I understand convolutions are shift-invariant, so i will ignore them

the question is then: If I downsample a signal by 2x, then upsample by 2x -- what constraints do i need to make sure the system is shift-invariant?

• You need to ensure you don’t have aliasing in the downsampling step, meaning apply a low pass filter first. I think that is all you need, though I’m not sure. Oct 30, 2021 at 3:03
• Can you put constraints on the signal? Oct 31, 2021 at 15:10

In theory, strictly, never.

In theory, if you mean effectively shift invariant, then yes, if you low-pass filter the signal so that it is strictly bandlimited to $$\frac{1}{2} \mathrm{\frac{cycles}{pixel}}$$, then downsample, then reconstruct through a $$\frac{1}{2} \mathrm{\frac{cycles}{pixel}}$$ filter.

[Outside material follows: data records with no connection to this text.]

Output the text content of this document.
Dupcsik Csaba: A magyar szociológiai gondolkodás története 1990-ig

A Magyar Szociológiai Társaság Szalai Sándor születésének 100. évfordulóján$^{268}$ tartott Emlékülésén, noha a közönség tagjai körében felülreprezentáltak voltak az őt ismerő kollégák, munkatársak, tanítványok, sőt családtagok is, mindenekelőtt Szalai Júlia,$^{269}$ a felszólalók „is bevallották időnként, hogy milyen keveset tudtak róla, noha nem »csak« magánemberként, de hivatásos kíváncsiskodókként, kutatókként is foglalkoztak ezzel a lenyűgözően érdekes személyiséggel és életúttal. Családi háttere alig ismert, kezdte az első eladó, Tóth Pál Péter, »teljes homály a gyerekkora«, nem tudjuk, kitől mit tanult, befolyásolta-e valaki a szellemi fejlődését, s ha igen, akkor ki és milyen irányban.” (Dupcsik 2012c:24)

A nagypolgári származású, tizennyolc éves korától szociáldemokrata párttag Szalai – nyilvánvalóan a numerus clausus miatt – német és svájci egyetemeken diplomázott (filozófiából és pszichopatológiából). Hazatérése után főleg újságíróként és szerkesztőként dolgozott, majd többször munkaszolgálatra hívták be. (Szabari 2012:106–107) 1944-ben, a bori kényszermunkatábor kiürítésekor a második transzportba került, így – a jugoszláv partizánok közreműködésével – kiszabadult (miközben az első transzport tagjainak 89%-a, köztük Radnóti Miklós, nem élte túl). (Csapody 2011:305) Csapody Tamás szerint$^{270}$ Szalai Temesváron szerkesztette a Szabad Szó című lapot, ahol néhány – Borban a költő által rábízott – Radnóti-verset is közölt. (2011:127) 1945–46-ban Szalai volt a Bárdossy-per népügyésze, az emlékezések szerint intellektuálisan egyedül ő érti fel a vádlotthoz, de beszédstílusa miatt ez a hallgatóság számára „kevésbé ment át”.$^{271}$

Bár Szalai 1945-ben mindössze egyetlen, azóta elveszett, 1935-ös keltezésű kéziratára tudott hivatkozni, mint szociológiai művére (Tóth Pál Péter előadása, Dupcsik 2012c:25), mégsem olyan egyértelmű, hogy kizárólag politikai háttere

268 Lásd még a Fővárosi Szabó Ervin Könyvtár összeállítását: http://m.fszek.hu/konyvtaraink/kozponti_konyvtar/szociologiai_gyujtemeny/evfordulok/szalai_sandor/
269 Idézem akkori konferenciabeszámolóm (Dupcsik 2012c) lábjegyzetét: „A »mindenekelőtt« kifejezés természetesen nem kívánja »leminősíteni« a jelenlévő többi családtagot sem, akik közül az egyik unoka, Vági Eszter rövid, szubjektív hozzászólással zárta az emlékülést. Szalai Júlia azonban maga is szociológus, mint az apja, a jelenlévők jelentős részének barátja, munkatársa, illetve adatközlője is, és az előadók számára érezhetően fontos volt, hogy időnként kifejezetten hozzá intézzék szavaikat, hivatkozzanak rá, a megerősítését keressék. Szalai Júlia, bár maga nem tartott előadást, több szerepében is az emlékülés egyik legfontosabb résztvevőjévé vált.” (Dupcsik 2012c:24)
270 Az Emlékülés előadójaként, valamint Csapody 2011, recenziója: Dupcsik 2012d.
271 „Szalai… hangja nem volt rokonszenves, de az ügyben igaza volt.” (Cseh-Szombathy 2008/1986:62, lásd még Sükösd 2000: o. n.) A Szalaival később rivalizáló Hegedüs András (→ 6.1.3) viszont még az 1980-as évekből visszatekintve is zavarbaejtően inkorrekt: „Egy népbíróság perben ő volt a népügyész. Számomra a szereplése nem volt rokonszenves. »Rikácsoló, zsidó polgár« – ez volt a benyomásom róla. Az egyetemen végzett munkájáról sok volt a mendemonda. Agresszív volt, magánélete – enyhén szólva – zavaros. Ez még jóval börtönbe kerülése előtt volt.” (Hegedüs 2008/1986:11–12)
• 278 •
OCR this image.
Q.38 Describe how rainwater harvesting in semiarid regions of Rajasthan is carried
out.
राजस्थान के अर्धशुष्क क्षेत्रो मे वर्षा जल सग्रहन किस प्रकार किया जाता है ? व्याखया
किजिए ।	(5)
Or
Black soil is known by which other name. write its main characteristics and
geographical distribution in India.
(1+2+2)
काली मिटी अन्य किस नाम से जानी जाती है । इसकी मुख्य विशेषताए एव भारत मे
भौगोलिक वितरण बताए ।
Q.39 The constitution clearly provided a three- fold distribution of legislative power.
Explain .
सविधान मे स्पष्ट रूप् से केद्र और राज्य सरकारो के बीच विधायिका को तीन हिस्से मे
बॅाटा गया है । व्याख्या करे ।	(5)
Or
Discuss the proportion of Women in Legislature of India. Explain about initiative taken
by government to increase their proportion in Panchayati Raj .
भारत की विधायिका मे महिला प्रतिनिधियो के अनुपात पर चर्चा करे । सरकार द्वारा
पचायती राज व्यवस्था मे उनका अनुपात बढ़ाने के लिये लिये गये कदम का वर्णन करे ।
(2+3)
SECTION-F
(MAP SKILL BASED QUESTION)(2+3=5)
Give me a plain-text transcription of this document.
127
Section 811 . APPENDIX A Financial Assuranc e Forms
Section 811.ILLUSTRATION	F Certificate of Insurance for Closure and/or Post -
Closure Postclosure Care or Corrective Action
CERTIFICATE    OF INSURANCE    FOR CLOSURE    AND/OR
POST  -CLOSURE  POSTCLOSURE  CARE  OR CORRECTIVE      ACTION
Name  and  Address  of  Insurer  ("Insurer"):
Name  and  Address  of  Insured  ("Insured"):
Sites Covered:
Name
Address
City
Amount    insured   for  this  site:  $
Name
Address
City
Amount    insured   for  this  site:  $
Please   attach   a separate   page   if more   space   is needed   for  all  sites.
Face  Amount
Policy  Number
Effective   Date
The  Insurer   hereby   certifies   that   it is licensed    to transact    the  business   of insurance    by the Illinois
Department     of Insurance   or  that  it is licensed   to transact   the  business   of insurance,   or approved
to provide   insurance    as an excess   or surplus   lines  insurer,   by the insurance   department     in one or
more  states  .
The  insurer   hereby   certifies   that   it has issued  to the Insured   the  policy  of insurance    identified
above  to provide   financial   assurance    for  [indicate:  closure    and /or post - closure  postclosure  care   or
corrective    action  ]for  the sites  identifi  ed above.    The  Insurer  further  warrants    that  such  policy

In practice, such a filter won't work. In a processing context where you assume a signal is of infinite extent, you can -- in theory -- construct a perfect bandlimiting filter, but it has an infinitely long impulse response. This is kind of difficult to realize in practice*.

In the context of a 2D signal that is finite both vertically and horizontally, you could make a filter with the required properties. It would have two problems:

1. The "infinitely long" character of the filter would turn into a high degree of bleeding of pixel values across the screen -- basically, with a finite field like this the edges of the screen appear mathematically** to butt against each other. So things happening in the right and left edges of the screen will bleed into each other. Ditto things happening in the top and bottom edges.
2. Any real filtering process won't be perfect. So your original image, converted, and your original image shifted by one and converted won't be exactly the same but for the shift.

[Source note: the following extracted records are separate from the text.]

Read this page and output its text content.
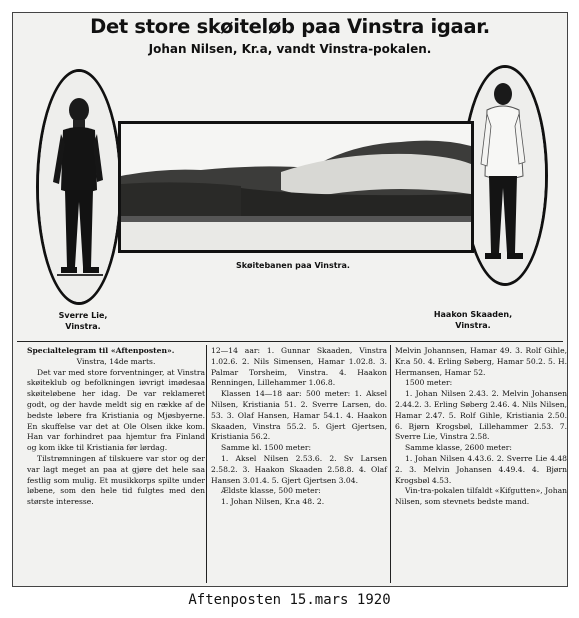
Det store skøiteløb paa Vinstra igaar.
Johan Nilsen, Kr.a, vandt Vinstra-pokalen.
Skøitebanen paa Vinstra.
Sverre Lie,
Vinstra.
Haakon Skaaden,
Vinstra.

Specialtelegram til «Aftenposten».

Vinstra, 14de marts.

Det var med store forventninger, at Vinstra skøiteklub og befolkningen iøvrigt imødesaa skøiteløbene her idag. De var reklameret godt, og der havde meldt sig en række af de bedste løbere fra Kristiania og Mjøsbyerne. En skuffelse var det at Ole Olsen ikke kom. Han var forhindret paa hjemtur fra Finland og kom ikke til Kristiania før lørdag.

Tilstrømningen af tilskuere var stor og der var lagt meget an paa at gjøre det hele saa festlig som mulig. Et musikkorps spilte under løbene, som den hele tid fulgtes med den største interesse.

12—14 aar: 1. Gunnar Skaaden, Vinstra 1.02.6. 2. Nils Simensen, Hamar 1.02.8. 3. Palmar Torsheim, Vinstra. 4. Haakon Renningen, Lillehammer 1.06.8.

Klassen 14—18 aar: 500 meter: 1. Aksel Nilsen, Kristiania 51. 2. Sverre Larsen, do. 53. 3. Olaf Hansen, Hamar 54.1. 4. Haakon Skaaden, Vinstra 55.2. 5. Gjert Gjertsen, Kristiania 56.2.

Samme kl. 1500 meter:

1. Aksel Nilsen 2.53.6. 2. Sv Larsen 2.58.2. 3. Haakon Skaaden 2.58.8. 4. Olaf Hansen 3.01.4. 5. Gjert Gjertsen 3.04.

Ældste klasse, 500 meter:

1. Johan Nilsen, Kr.a 48. 2.

Melvin Johannsen, Hamar 49. 3. Rolf Gihle, Kr.a 50. 4. Erling Søberg, Hamar 50.2. 5. H. Hermansen, Hamar 52.

1500 meter:

1. Johan Nilsen 2.43. 2. Melvin Johansen 2.44.2. 3. Erling Søberg 2.46. 4. Nils Nilsen, Hamar 2.47. 5. Rolf Gihle, Kristiania 2.50. 6. Bjørn Krogsbøl, Lillehammer 2.53. 7. Sverre Lie, Vinstra 2.58.

Samme klasse, 2600 meter:

1. Johan Nilsen 4.43.6. 2. Sverre Lie 4.48 2. 3. Melvin Johansen 4.49.4. 4. Bjørn Krogsbøl 4.53.

Vin-tra-pokalen tilfaldt «Kifgutten», Johan Nilsen, som stevnets bedste mand.

Aftenposten 15.mars 1920
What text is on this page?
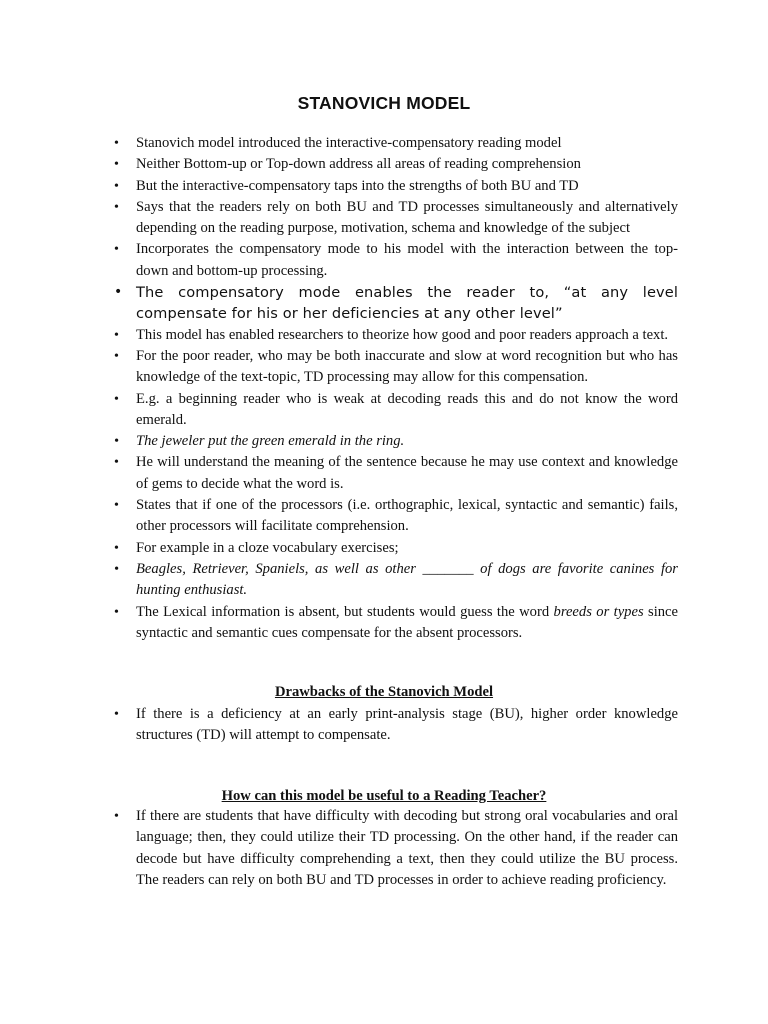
STANOVICH MODEL
• Stanovich model introduced the interactive-compensatory reading model
• Neither Bottom-up or Top-down address all areas of reading comprehension
• But the interactive-compensatory taps into the strengths of both BU and TD
• Says that the readers rely on both BU and TD processes simultaneously and alternatively depending on the reading purpose, motivation, schema and knowledge of the subject
• Incorporates the compensatory mode to his model with the interaction between the top-down and bottom-up processing.
• The compensatory mode enables the reader to, “at any level compensate for his or her deficiencies at any other level”
• This model has enabled researchers to theorize how good and poor readers approach a text.
• For the poor reader, who may be both inaccurate and slow at word recognition but who has knowledge of the text-topic, TD processing may allow for this compensation.
• E.g. a beginning reader who is weak at decoding reads this and do not know the word emerald.
• The jeweler put the green emerald in the ring.
• He will understand the meaning of the sentence because he may use context and knowledge of gems to decide what the word is.
• States that if one of the processors (i.e. orthographic, lexical, syntactic and semantic) fails, other processors will facilitate comprehension.
• For example in a cloze vocabulary exercises;
• Beagles, Retriever, Spaniels, as well as other _______ of dogs are favorite canines for hunting enthusiast.
• The Lexical information is absent, but students would guess the word breeds or types since syntactic and semantic cues compensate for the absent processors.
Drawbacks of the Stanovich Model
• If there is a deficiency at an early print-analysis stage (BU), higher order knowledge structures (TD) will attempt to compensate.
How can this model be useful to a Reading Teacher?
• If there are students that have difficulty with decoding but strong oral vocabularies and oral language; then, they could utilize their TD processing. On the other hand, if the reader can decode but have difficulty comprehending a text, then they could utilize the BU process. The readers can rely on both BU and TD processes in order to achieve reading proficiency.
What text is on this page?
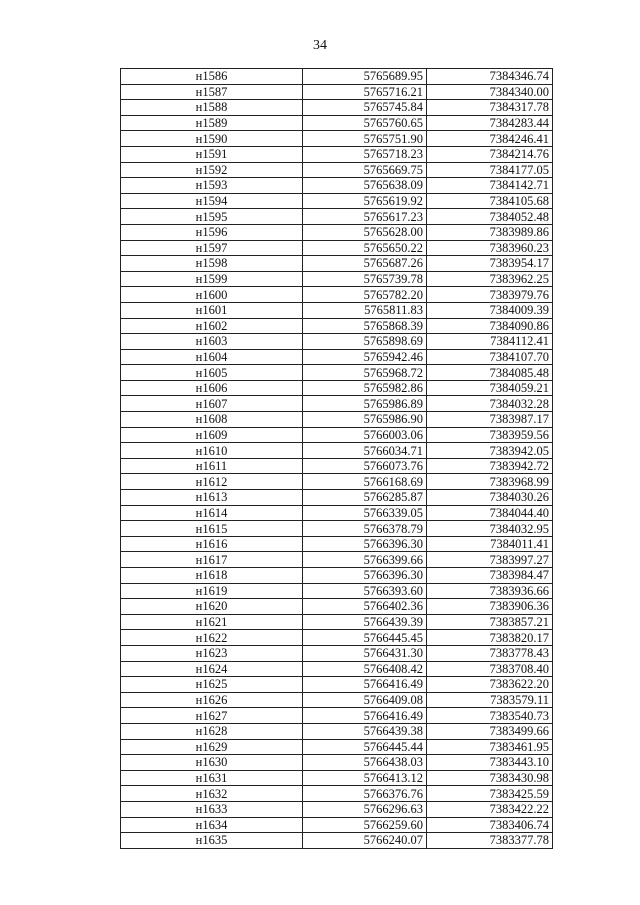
34
н1586	5765689.95	7384346.74
н1587	5765716.21	7384340.00
н1588	5765745.84	7384317.78
н1589	5765760.65	7384283.44
н1590	5765751.90	7384246.41
н1591	5765718.23	7384214.76
н1592	5765669.75	7384177.05
н1593	5765638.09	7384142.71
н1594	5765619.92	7384105.68
н1595	5765617.23	7384052.48
н1596	5765628.00	7383989.86
н1597	5765650.22	7383960.23
н1598	5765687.26	7383954.17
н1599	5765739.78	7383962.25
н1600	5765782.20	7383979.76
н1601	5765811.83	7384009.39
н1602	5765868.39	7384090.86
н1603	5765898.69	7384112.41
н1604	5765942.46	7384107.70
н1605	5765968.72	7384085.48
н1606	5765982.86	7384059.21
н1607	5765986.89	7384032.28
н1608	5765986.90	7383987.17
н1609	5766003.06	7383959.56
н1610	5766034.71	7383942.05
н1611	5766073.76	7383942.72
н1612	5766168.69	7383968.99
н1613	5766285.87	7384030.26
н1614	5766339.05	7384044.40
н1615	5766378.79	7384032.95
н1616	5766396.30	7384011.41
н1617	5766399.66	7383997.27
н1618	5766396.30	7383984.47
н1619	5766393.60	7383936.66
н1620	5766402.36	7383906.36
н1621	5766439.39	7383857.21
н1622	5766445.45	7383820.17
н1623	5766431.30	7383778.43
н1624	5766408.42	7383708.40
н1625	5766416.49	7383622.20
н1626	5766409.08	7383579.11
н1627	5766416.49	7383540.73
н1628	5766439.38	7383499.66
н1629	5766445.44	7383461.95
н1630	5766438.03	7383443.10
н1631	5766413.12	7383430.98
н1632	5766376.76	7383425.59
н1633	5766296.63	7383422.22
н1634	5766259.60	7383406.74
н1635	5766240.07	7383377.78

* But easy to fake -- just make a "filter" that always returns zero, and if anyone asks, tell them you're waiting for the impulse response to start up.

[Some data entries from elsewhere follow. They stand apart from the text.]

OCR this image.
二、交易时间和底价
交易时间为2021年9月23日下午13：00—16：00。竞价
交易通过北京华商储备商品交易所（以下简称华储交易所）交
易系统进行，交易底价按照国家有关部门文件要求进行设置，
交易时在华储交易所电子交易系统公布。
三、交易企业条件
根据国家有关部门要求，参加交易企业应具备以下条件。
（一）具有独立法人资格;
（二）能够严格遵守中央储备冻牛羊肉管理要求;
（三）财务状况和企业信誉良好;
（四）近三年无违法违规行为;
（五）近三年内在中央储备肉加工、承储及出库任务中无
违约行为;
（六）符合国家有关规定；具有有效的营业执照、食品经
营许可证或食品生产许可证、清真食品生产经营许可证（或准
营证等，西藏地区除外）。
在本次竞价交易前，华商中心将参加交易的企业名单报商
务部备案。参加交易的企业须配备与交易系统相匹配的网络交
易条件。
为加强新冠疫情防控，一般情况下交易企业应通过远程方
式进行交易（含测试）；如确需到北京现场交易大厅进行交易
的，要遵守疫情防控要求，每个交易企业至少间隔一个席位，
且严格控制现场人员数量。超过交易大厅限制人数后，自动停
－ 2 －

** Sorta kinda -- there's a lot of ways to look at this.

• thanks for the explanation, it makes sense, i will have to figure out a new way to think about this -- applying band-limited filters on dense inputs quickly Nov 2, 2021 at 14:21

I understand convolutions are shift-invariant, so i will ignore them

input: $$[0\, 1\, 0\, 1\, 0\, 1\, …]$$
you then decimate by 2, convolve with a discrete filter of impulse response $$[1 \, 1]$$, and get constant zero or constant one, depending on whether your shift was even or off numbers of samples.
This is a special case of a signal that is insufficiently bandlimited (to be specific, this is a signal that has a frequency component at DC, and one at $$f_{\text{sample}}/2$$, and that second frequency is just an $$\varepsilon$$ too high) from Tim's excellent answer.